Sa défense est bien simple, et il la présente non sans un certain aplomb : il a vendu son « canard », il croyait en avoir le droit ; tant pis pour ceux qui s’y sont laissés « pincer ».
M. Thibaut, substitut du procureur de la République, n’est pas de cet avis. Il l’est si peu, qu’il appuie son argumentation de divers arrêts de la cour de cassation, flétrissant et condamnant les vulgaires escrocs qui, au moyen que nous venons d’indiquer, trompent le public.
Le Tribunal, partage absolument cet avis, et faisant application de la loi, condamne Henri Ardin, à deux mois d’emprisonnement.
Le Vatican n’a pas sauté, Léon XIII n’est pas mort, notre colporteur pourra s’en convaincre soixante jours durant.
Nous n’aurions certainement pas autant insisté sur cette affaire, s’il n’y avait à en tirer une conséquence qui nous intéresse tous : des vendeurs de journaux de Nice publient et crient (sous la direction d’un journaliste étranger, nous assure-t-on), des feuilles dites à sensation. Un jour. c’est le Casino de Monte-Carlo, qui a fait explosion ; le lendemain, c’est une famille entière qui s’est suicidée ; le surlendemain, c’est la mort d’un de nos personnages politiques, etc., etc.
Eh bien ! il est excellent qu’on sache, une fois pour toutes, que ceux qui se livrent à ce singulier négoce, sont de vulgaires escrocs, et qu’ils tombent sous le coup de la loi.
Espérons qu’ils se le tiendront pour dit. »

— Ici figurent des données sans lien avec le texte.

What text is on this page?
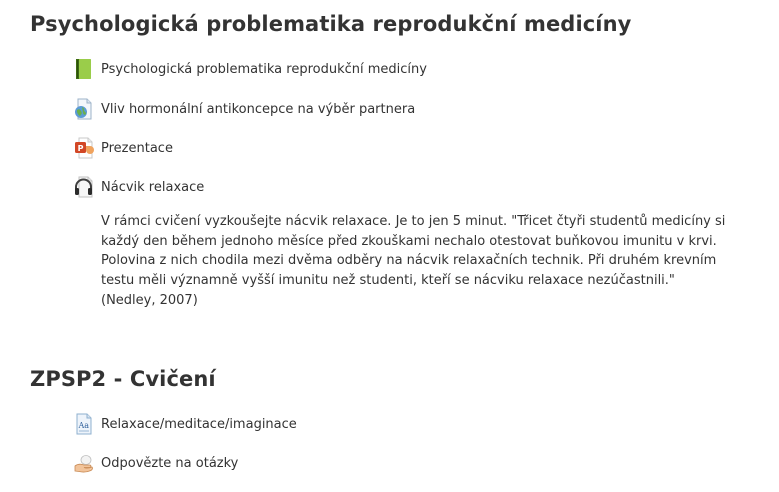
Psychologická problematika reprodukční medicíny
Psychologická problematika reprodukční medicíny
Vliv hormonální antikoncepce na výběr partnera
P Prezentace
Nácvik relaxace

V rámci cvičení vyzkoušejte nácvik relaxace. Je to jen 5 minut. "Třicet čtyři studentů medicíny si každý den během jednoho měsíce před zkouškami nechalo otestovat buňkovou imunitu v krvi. Polovina z nich chodila mezi dvěma odběry na nácvik relaxačních technik. Při druhém krevním testu měli významně vyšší imunitu než studenti, kteří se nácviku relaxace nezúčastnili."(Nedley, 2007)

ZPSP2 - Cvičení
Aa Relaxace/meditace/imaginace
Odpovězte na otázky
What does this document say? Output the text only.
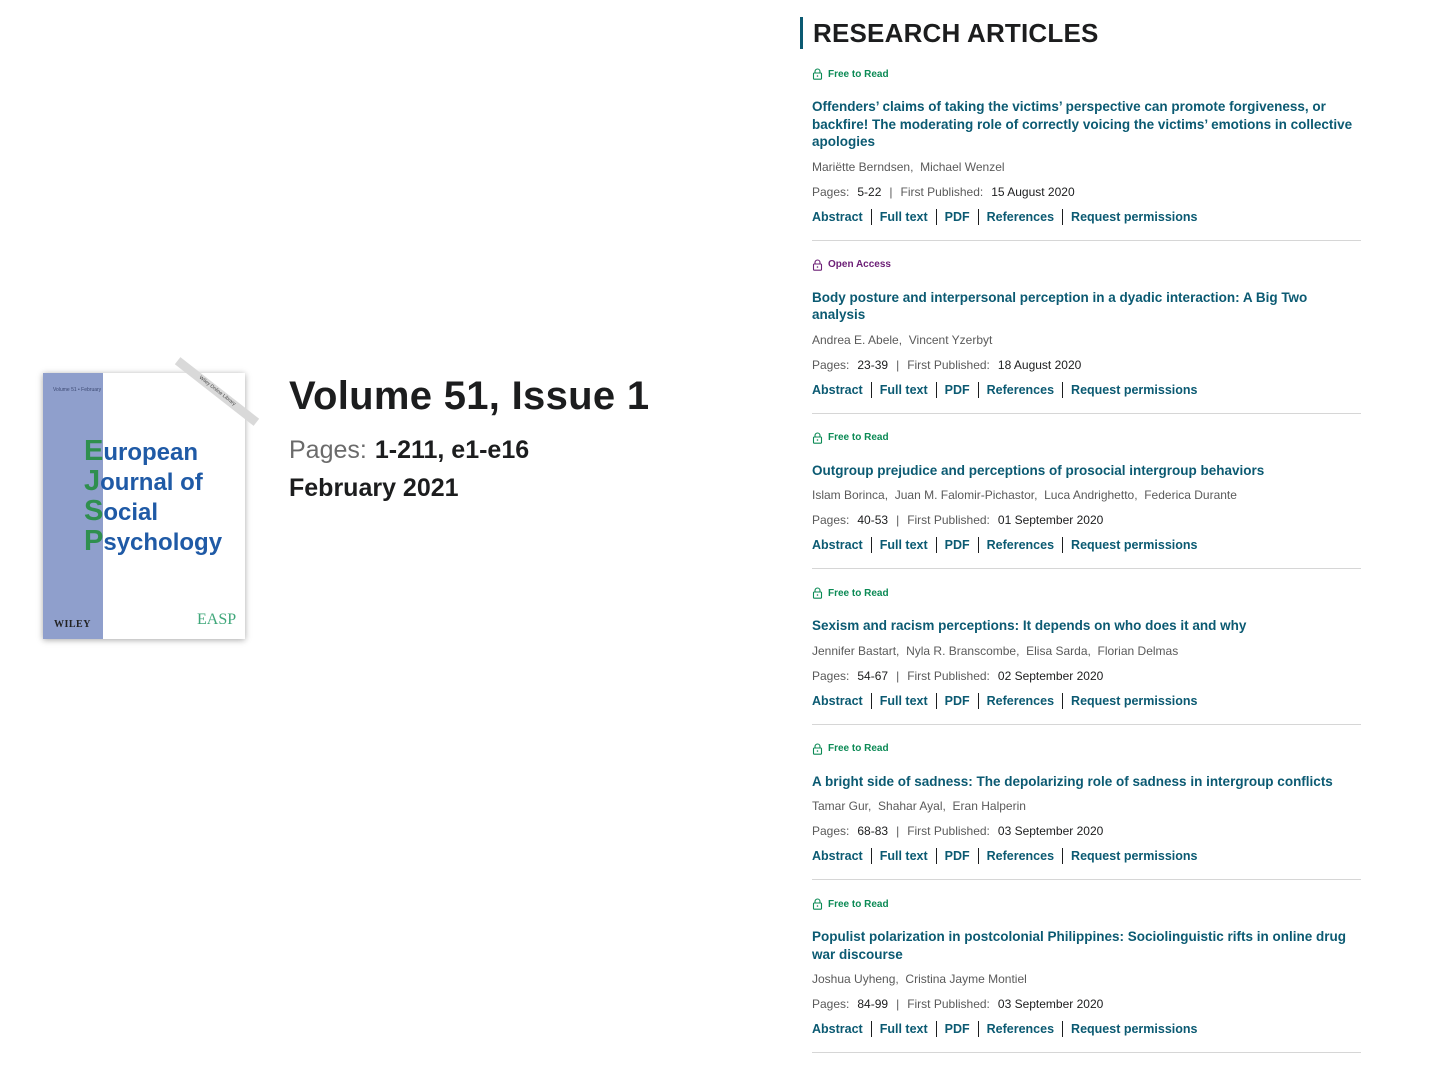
Volume 51 • February	Wiley Online Library
European
Journal of
Social
Psychology
WILEY	EASP
Volume 51, Issue 1
Pages: 1-211, e1-e16
February 2021
RESEARCH ARTICLES
Free to Read
Offenders’ claims of taking the victims’ perspective can promote forgiveness, or backfire! The moderating role of correctly voicing the victims’ emotions in collective apologies
Mariëtte Berndsen ,  Michael Wenzel
Pages: 5-22 | First Published: 15 August 2020
Abstract Full text PDF References Request permissions
Open Access
Body posture and interpersonal perception in a dyadic interaction: A Big Two analysis
Andrea E. Abele ,  Vincent Yzerbyt
Pages: 23-39 | First Published: 18 August 2020
Abstract Full text PDF References Request permissions
Free to Read
Outgroup prejudice and perceptions of prosocial intergroup behaviors
Islam Borinca ,  Juan M. Falomir-Pichastor ,  Luca Andrighetto ,  Federica Durante
Pages: 40-53 | First Published: 01 September 2020
Abstract Full text PDF References Request permissions
Free to Read
Sexism and racism perceptions: It depends on who does it and why
Jennifer Bastart ,  Nyla R. Branscombe ,  Elisa Sarda ,  Florian Delmas
Pages: 54-67 | First Published: 02 September 2020
Abstract Full text PDF References Request permissions
Free to Read
A bright side of sadness: The depolarizing role of sadness in intergroup conflicts
Tamar Gur ,  Shahar Ayal ,  Eran Halperin
Pages: 68-83 | First Published: 03 September 2020
Abstract Full text PDF References Request permissions
Free to Read
Populist polarization in postcolonial Philippines: Sociolinguistic rifts in online drug war discourse
Joshua Uyheng ,  Cristina Jayme Montiel
Pages: 84-99 | First Published: 03 September 2020
Abstract Full text PDF References Request permissions
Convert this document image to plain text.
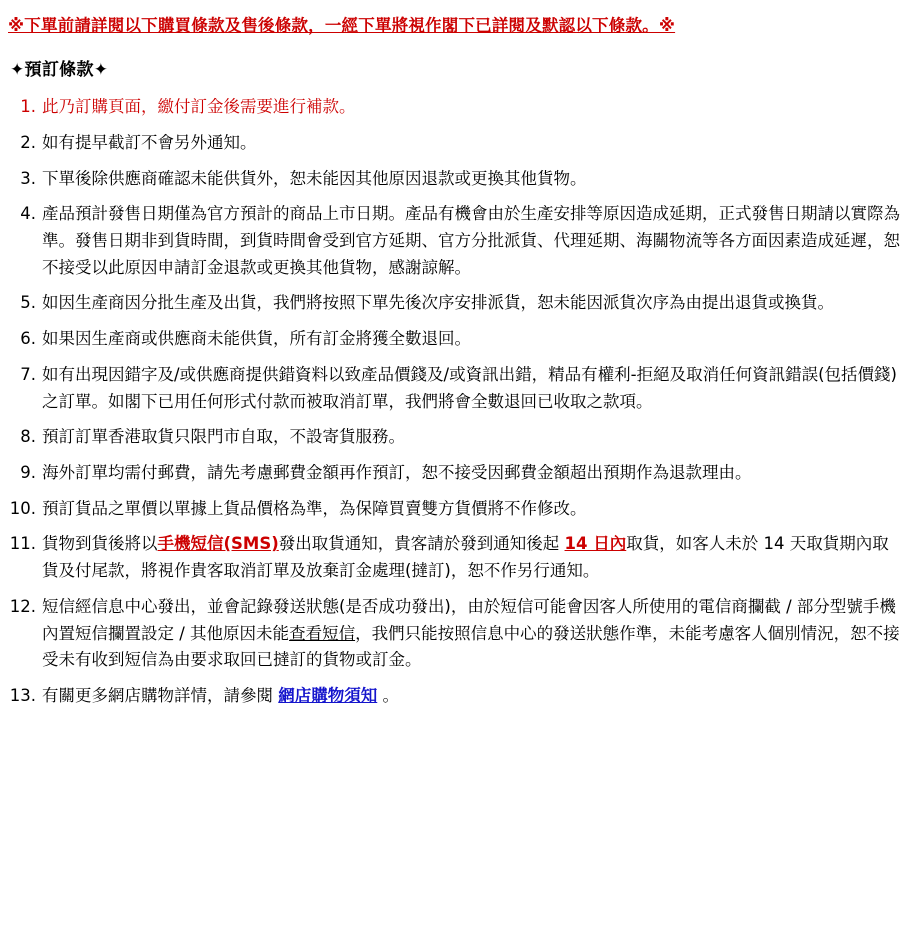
※下單前請詳閱以下購買條款及售後條款，一經下單將視作閣下已詳閱及默認以下條款。※
✦預訂條款✦
此乃訂購頁面，繳付訂金後需要進行補款。
如有提早截訂不會另外通知。
下單後除供應商確認未能供貨外，恕未能因其他原因退款或更換其他貨物。
產品預計發售日期僅為官方預計的商品上市日期。產品有機會由於生產安排等原因造成延期，正式發售日期請以實際為準。發售日期非到貨時間，到貨時間會受到官方延期、官方分批派貨、代理延期、海關物流等各方面因素造成延遲，恕不接受以此原因申請訂金退款或更換其他貨物，感謝諒解。
如因生產商因分批生產及出貨，我們將按照下單先後次序安排派貨，恕未能因派貨次序為由提出退貨或換貨。
如果因生產商或供應商未能供貨，所有訂金將獲全數退回。
如有出現因錯字及/或供應商提供錯資料以致產品價錢及/或資訊出錯，精品有權利-拒絕及取消任何資訊錯誤(包括價錢) 之訂單。如閣下已用任何形式付款而被取消訂單，我們將會全數退回已收取之款項。
預訂訂單香港取貨只限門市自取，不設寄貨服務。
海外訂單均需付郵費，請先考慮郵費金額再作預訂，恕不接受因郵費金額超出預期作為退款理由。
預訂貨品之單價以單據上貨品價格為準，為保障買賣雙方貨價將不作修改。
貨物到貨後將以手機短信(SMS)發出取貨通知，貴客請於發到通知後起 14 日內取貨，如客人未於 14 天取貨期內取貨及付尾款，將視作貴客取消訂單及放棄訂金處理(撻訂)，恕不作另行通知。
短信經信息中心發出，並會記錄發送狀態(是否成功發出)，由於短信可能會因客人所使用的電信商攔截 / 部分型號手機內置短信攔置設定 / 其他原因未能查看短信，我們只能按照信息中心的發送狀態作準，未能考慮客人個別情況，恕不接受未有收到短信為由要求取回已撻訂的貨物或訂金。
有關更多網店購物詳情，請參閱 網店購物須知 。
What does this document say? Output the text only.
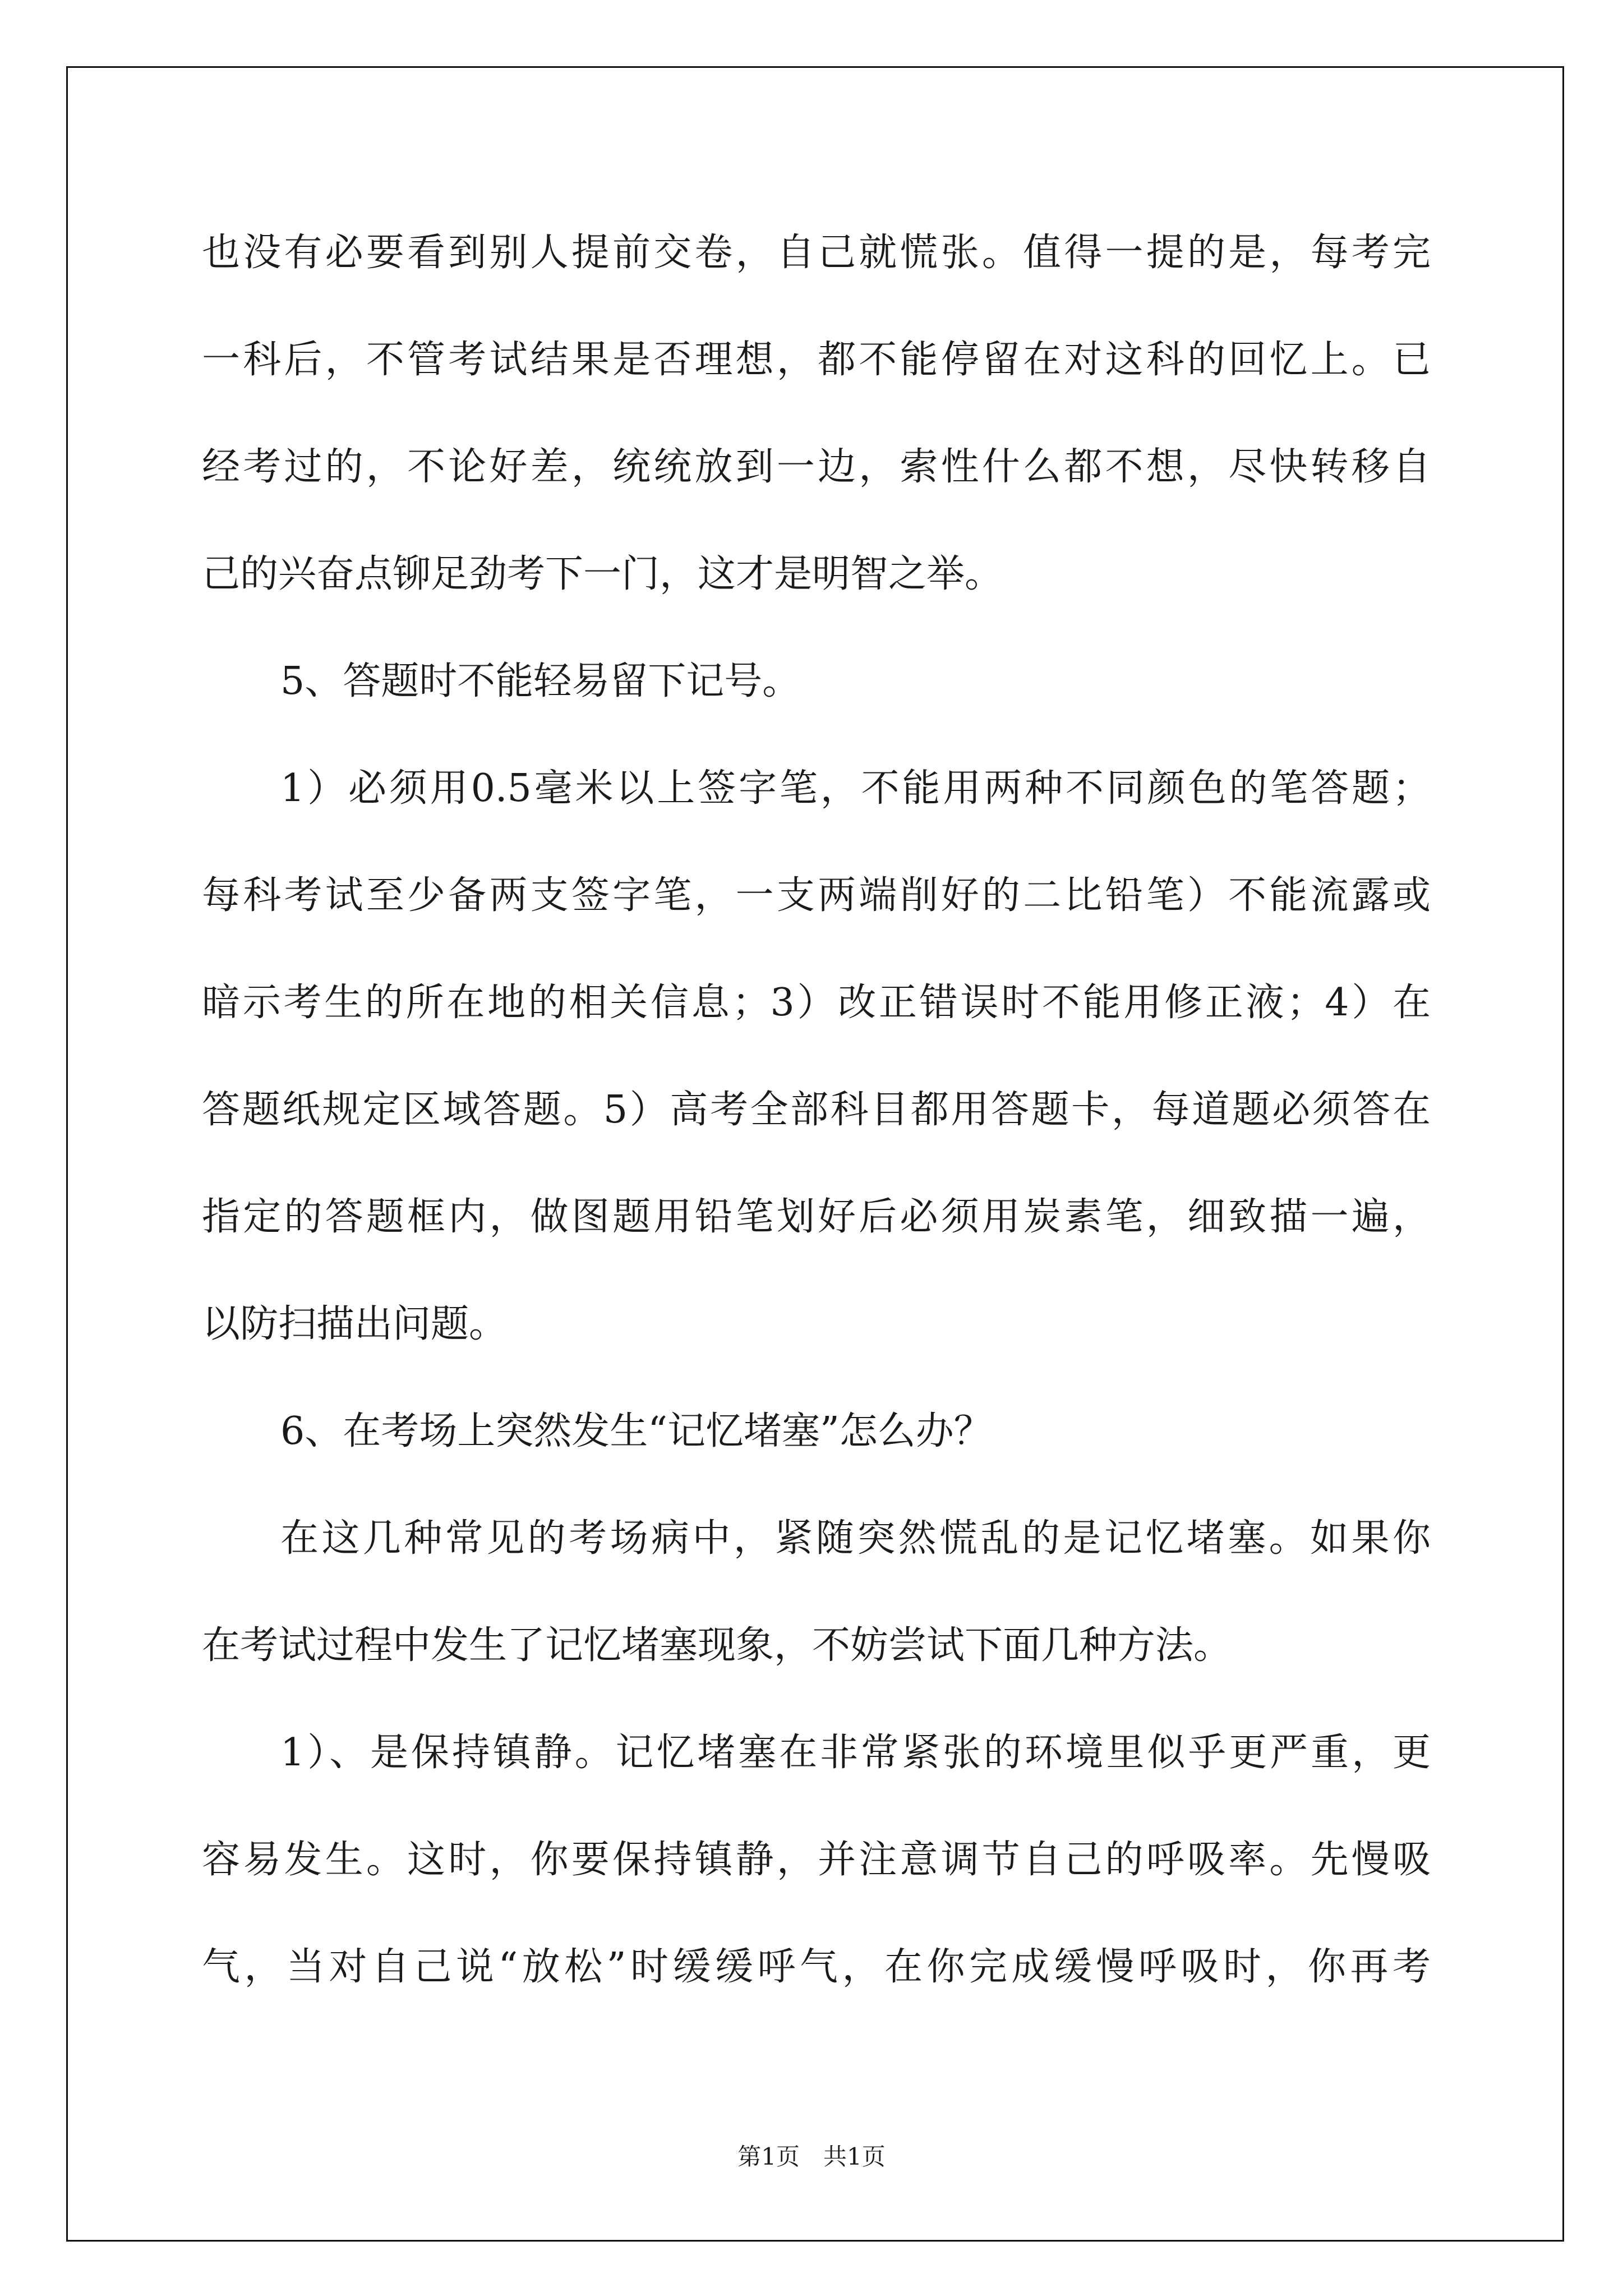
也没有必要看到别人提前交卷，自己就慌张。值得一提的是，每考完
一科后，不管考试结果是否理想，都不能停留在对这科的回忆上。已
经考过的，不论好差，统统放到一边，索性什么都不想，尽快转移自
己的兴奋点铆足劲考下一门，这才是明智之举。
5、答题时不能轻易留下记号。
1）必须用0.5毫米以上签字笔，不能用两种不同颜色的笔答题；
每科考试至少备两支签字笔，一支两端削好的二比铅笔）不能流露或
暗示考生的所在地的相关信息；3）改正错误时不能用修正液；4）在
答题纸规定区域答题。5）高考全部科目都用答题卡，每道题必须答在
指定的答题框内，做图题用铅笔划好后必须用炭素笔，细致描一遍，
以防扫描出问题。
6、在考场上突然发生“记忆堵塞”怎么办？
在这几种常见的考场病中，紧随突然慌乱的是记忆堵塞。如果你
在考试过程中发生了记忆堵塞现象，不妨尝试下面几种方法。
1）、是保持镇静。记忆堵塞在非常紧张的环境里似乎更严重，更
容易发生。这时，你要保持镇静，并注意调节自己的呼吸率。先慢吸
气，当对自己说“放松”时缓缓呼气，在你完成缓慢呼吸时，你再考
第1页　共1页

Le journal fait la morale, Nice 1885

Comment raconter deux anecdotes peu flatteuses sur les cochers sans se mettre à dos leur corporation, c’est le problème qu’a résolu un journaliste du Petit Niçois le 27 mars 1885, d’abord en attribuant leur dénonciation à un lecteur supposé dont le nom n’est pas cité, ensuite en chantant l’éloge des cochers en général, enfin en se présentant comme gardien de la morale publique.

« Les cochers. – Un correspondant étranger, hôte d’hiver de la ville de Nice, nous fait part de ses plaintes contre certains cochers qui ne peuvent être, nous le savons par expérience, que l’exception dans la corporation.
Il s’agit de l’attitude inconvenante d’un cocher qu’il a vu apostrophant en termes fort peu corrects les dames qu’il rencontrait seules sur nos promenades ; un autre se livrait à cette fantaisie d’un goût douteux de s’arrêter et de se ranger le long d’un trottoir, alors qu’il conduisait un monsieur, parce qu’une dame, croyant sa voiture libre, lui avait fait signe. La dame s’avança pour prendre place dans le véhicule et se trouva nez à nez avec le premier occupant. On voit quelles méprises fâcheuses et quels désagréments peuvent entraîner de semblables procédés.
Cette façon d’agir n’est heureusement pas celle de tous les membres de la corporation des cochers, qui compte dans ses rangs une très grande quantité d’hommes soucieux d’exercer leur profession avec convenance et pour la plus grande satisfaction de ceux qui ont recours à leurs services. Ces habitudes sont particulières à quelques individus seulement, et il est utile de les signaler et d’appeler sur elles une répression sérieuse, afin que le bon renom de notre ville n’arrive pas à être compromis par la faute de quelques-uns, au plus grand préjudice de tous.
Que l’on veille donc à ce que ces faits ne se reproduisent pas ; les cochers polis, complaisants, — c’est la grande majorité, — sont les premiers à réclamer la séparation du bon grain de l’ivraie, comprenant qu’ils ne manqueront pas de s’en trouver bien. »

Un fiacre à Nice au début du XXème siècle.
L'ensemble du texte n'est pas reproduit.